Артём присел на корточки, отстегнул один клапан, потом второй. В непромокаемом чреве рюкзака виднелись коробки с ампулами, сквозь прозрачный пластик упаковок просвечивало синее лекарство.

– Вакцина это… – тихо сказал он, не поднимаясь. Голову только задрал, чтобы видеть ликвидаторов. Уйти, что ли, перекатом в сторону, пока они слюни пускают от жадности? Нет, не успеет.

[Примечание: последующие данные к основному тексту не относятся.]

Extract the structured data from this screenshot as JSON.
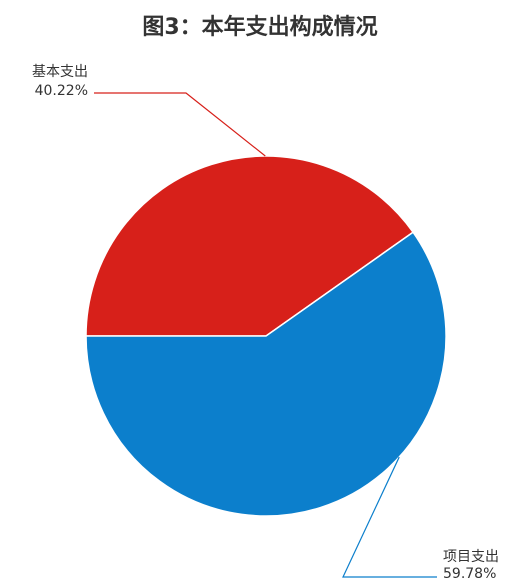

– «Антикорона»? – уточнил писклявый: он, видимо, здесь был за старшего.

– Русская. Лиховцева-Штейна.

– Та тю… Дрянь! Бесполезная штука, кончайте его, хлопцы.

Артём поднялся на ноги:

– Да чем она хуже-то?!

– От неё в голове мутится, москаль. Чипируете всех своей пакостью, а потом к вам люди сами идут сдаваться!

– Вот ты бред несёшь, мужик! – не выдержал Артём. – Да она эффективней американской…

– Знаем мы эти ваши эффекты! Огонь!

На дульном срезе сверкнуло пламя, что-то ударило десантника в грудь, опрокинуло назад, словно штырь воткнули, раскалённый, страшный. Он хотел вздохнуть, но уже не мог.